Como médicos, muitas vezes, fazemos diagnósticos de doenças graves, tratamentos complexos, cirurgias, complicações, tumores, em suma: condições que trarão graus variáveis de desconforto ao paciente, seja por meio de sintomas, modificação de seus hábitos (alimentares, exercícios, lazer etc), limitações físicas/psicológicas, até de sua morte. É comum que tenhamos dificuldades e temores em passar essas notícias aos pacientes e familiares pela própria natureza das informações como por nosso receio de:

  • Não sabermos lidar bem as emoções e reações dos pacientes e familiares;
  • Trazermos consequências negativas ao paciente, removendo suas esperanças frente a condições graves e reduzindo a aderência ao tratamento;
  • Passarmos informações que sejam interpretadas erroneamente pelo paciente, transmitindo falsas esperanças e/ou omitirmos informações relevantes.

Embora situações como essas sejam frequentes no meio médico, é incomum recebermos treinamento adequado sobre como informar más notícias nas faculdades, universidades, cursos de residência médica ou especializações ao longo de nossa formação. Muitos acreditam que notícias difíceis são assim por sua própria natureza e, portanto, independem ou sofrem pouco impacto pela forma como são apresentadas.
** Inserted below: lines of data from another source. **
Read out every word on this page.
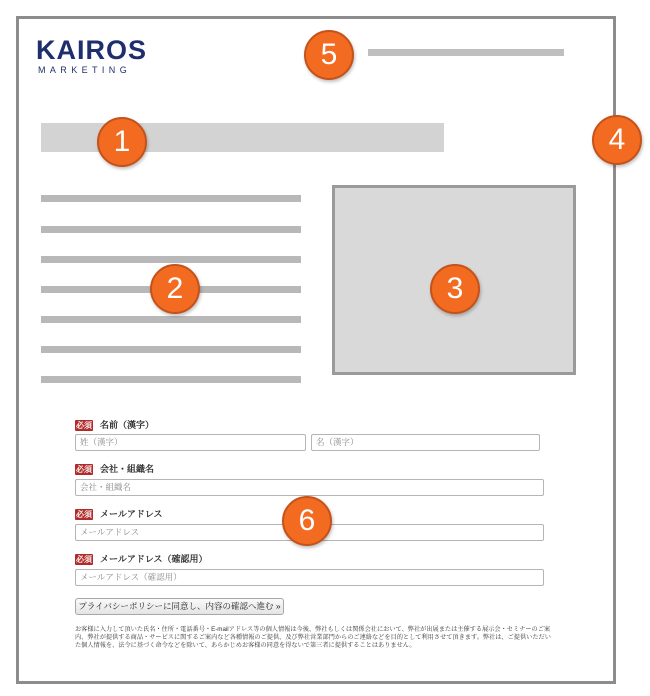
KAIROS
MARKETING
必須 名前（漢字）
姓（漢字）	名（漢字）
必須 会社・組織名
会社・組織名
必須 メールアドレス
メールアドレス
必須 メールアドレス（確認用）
メールアドレス（確認用）
プライバシーポリシーに同意し、内容の確認へ進む »
お客様に入力して頂いた氏名・住所・電話番号・E-mailアドレス等の個人情報は今後、弊社もしくは関係会社において、弊社が出展または主催する展示会・セミナーのご案内、弊社が提供する商品・サービスに関するご案内など各種情報のご提供、及び弊社営業部門からのご連絡などを目的として利用させて頂きます。弊社は、ご提供いただいた個人情報を、法令に基づく命令などを除いて、あらかじめお客様の同意を得ないで第三者に提供することはありません。
1
2	3
4
5
6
Na verdade, é um processo difícil, pois nunca sabemos ao certo como essas notícias afetam a vida dos pacientes, como eles irão processar e reagir a essas informações.
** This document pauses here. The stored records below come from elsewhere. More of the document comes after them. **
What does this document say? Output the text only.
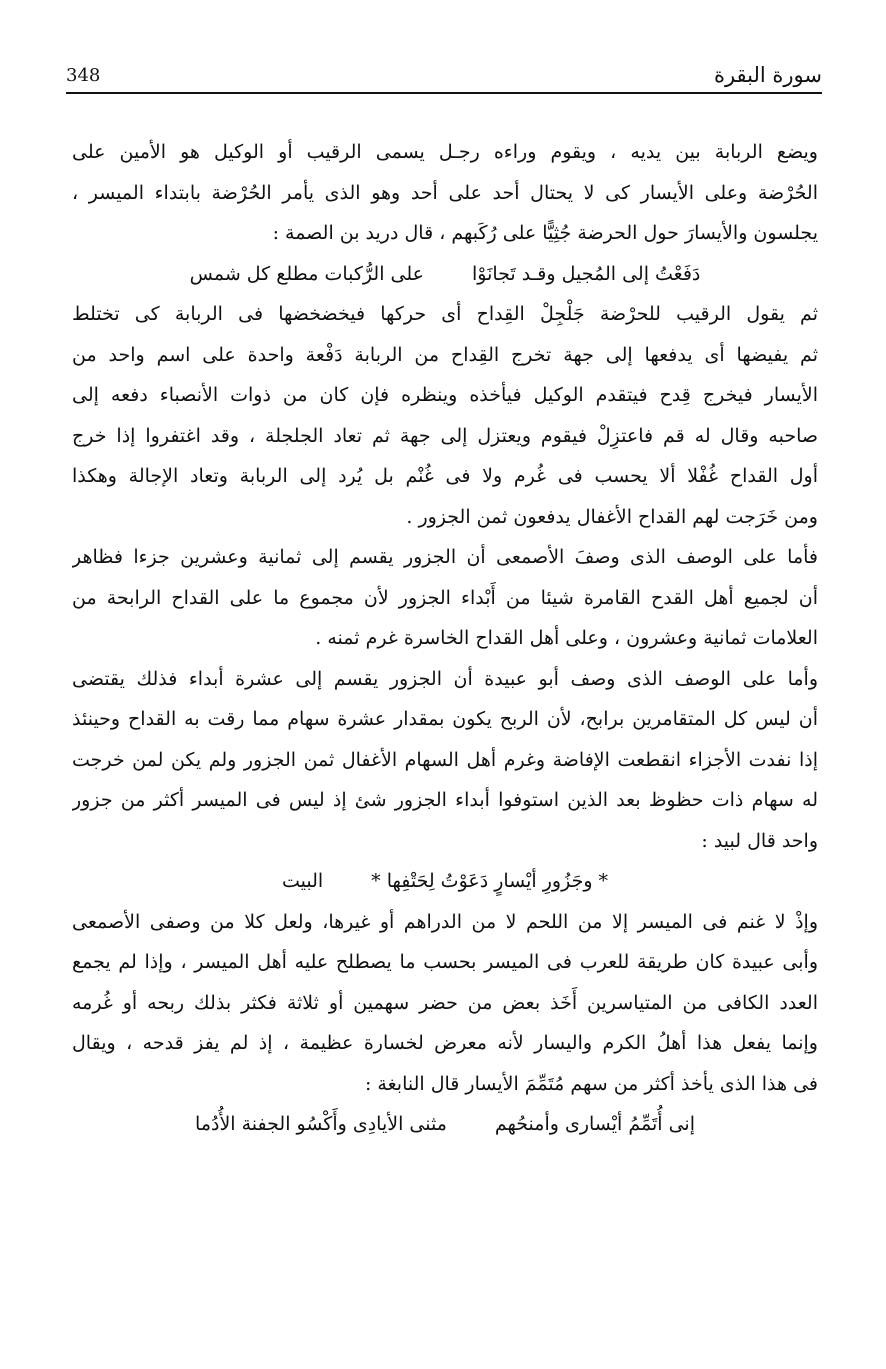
348	سورة البقرة
ويضع الربابة بين يديه ، ويقوم وراءه رجـل يسمى الرقيب أو الوكيل هو الأمين على
الحُرْضة وعلى الأيسار كى لا يحتال أحد على أحد وهو الذى يأمر الحُرْضة بابتداء الميسر ،
يجلسون والأيسارَ حول الحرضة جُثِيًّا على رُكَبهم ، قال دريد بن الصمة :
دَفَعْتُ إلى المُجيل وقـد تَجانَوْا
على الرُّكبات مطلع كل شمس
ثم يقول الرقيب للحرْضة جَلْجِلْ القِداح أى حركها فيخضخضها فى الربابة كى تختلط
ثم يفيضها أى يدفعها إلى جهة تخرج القِداح من الربابة دَفْعة واحدة على اسم واحد من
الأيسار فيخرج قِدح فيتقدم الوكيل فيأخذه وينظره فإن كان من ذوات الأنصباء دفعه إلى
صاحبه وقال له قم فاعتزِلْ فيقوم ويعتزل إلى جهة ثم تعاد الجلجلة ، وقد اغتفروا إذا خرج
أول القداح غُفْلا ألا يحسب فى غُرم ولا فى غُنْم بل يُرد إلى الربابة وتعاد الإجالة وهكذا
ومن خَرَجت لهم القداح الأغفال يدفعون ثمن الجزور .
فأما على الوصف الذى وصفَ الأصمعى أن الجزور يقسم إلى ثمانية وعشرين جزءا فظاهر
أن لجميع أهل القدح القامرة شيئا من أَبْداء الجزور لأن مجموع ما على القداح الرابحة من
العلامات ثمانية وعشرون ، وعلى أهل القداح الخاسرة غرم ثمنه .
وأما على الوصف الذى وصف أبو عبيدة أن الجزور يقسم إلى عشرة أبداء فذلك يقتضى
أن ليس كل المتقامرين برابح، لأن الربح يكون بمقدار عشرة سهام مما رقت به القداح وحينئذ
إذا نفدت الأجزاء انقطعت الإفاضة وغرم أهل السهام الأغفال ثمن الجزور ولم يكن لمن خرجت
له سهام ذات حظوظ بعد الذين استوفوا أبداء الجزور شئ إذ ليس فى الميسر أكثر من جزور
واحد قال لبيد :
* وجَزُورِ أيْسارٍ دَعَوْتُ لِحَتْفِها *
البيت
وإذْ لا غنم فى الميسر إلا من اللحم لا من الدراهم أو غيرها، ولعل كلا من وصفى الأصمعى
وأبى عبيدة كان طريقة للعرب فى الميسر بحسب ما يصطلح عليه أهل الميسر ، وإذا لم يجمع
العدد الكافى من المتياسرين أَخَذ بعض من حضر سهمين أو ثلاثة فكثر بذلك ربحه أو غُرمه
وإنما يفعل هذا أهلُ الكرم واليسار لأنه معرض لخسارة عظيمة ، إذ لم يفز قدحه ، ويقال
فى هذا الذى يأخذ أكثر من سهم مُتَمِّمَ الأيسار قال النابغة :
إنى أُتَمِّمُ أيْسارى وأمنحُهم
مثنى الأيادِى وأَكْسُو الجفنة الأُدُما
Algumas especialidades frequentemente precisam informar seus pacientes sobre diagnósticos difíceis, seja por sua gravidade, repercussões e decisões que devem ser tomadas para seu tratamento, notadamente a oncologia e cirurgia oncológica.

Foi publicado na revista The Oncologist um trabalho clássico sobre como passar informações difíceis a pacientes oncológicos por meio de um protocolo de seis passos, denominado SPIKES. Esse trabalho tornou-se referência, alimentando a discussão sobre o tema e originando outras publicações relevantes. Resumidamente, o protocolo SPIKES consiste em seis passos:

Passo 1 – Setting up (preparo)

Nesta etapa, deve-se criar um ambiente adequado, garantindo o máximo de privacidade ao paciente, reservando tempo e evitando interrupções. Recomenda-se convidar os envolvidos a sentarem em local calmo, com telefones desligados, mantendo contato visual durante o diálogo.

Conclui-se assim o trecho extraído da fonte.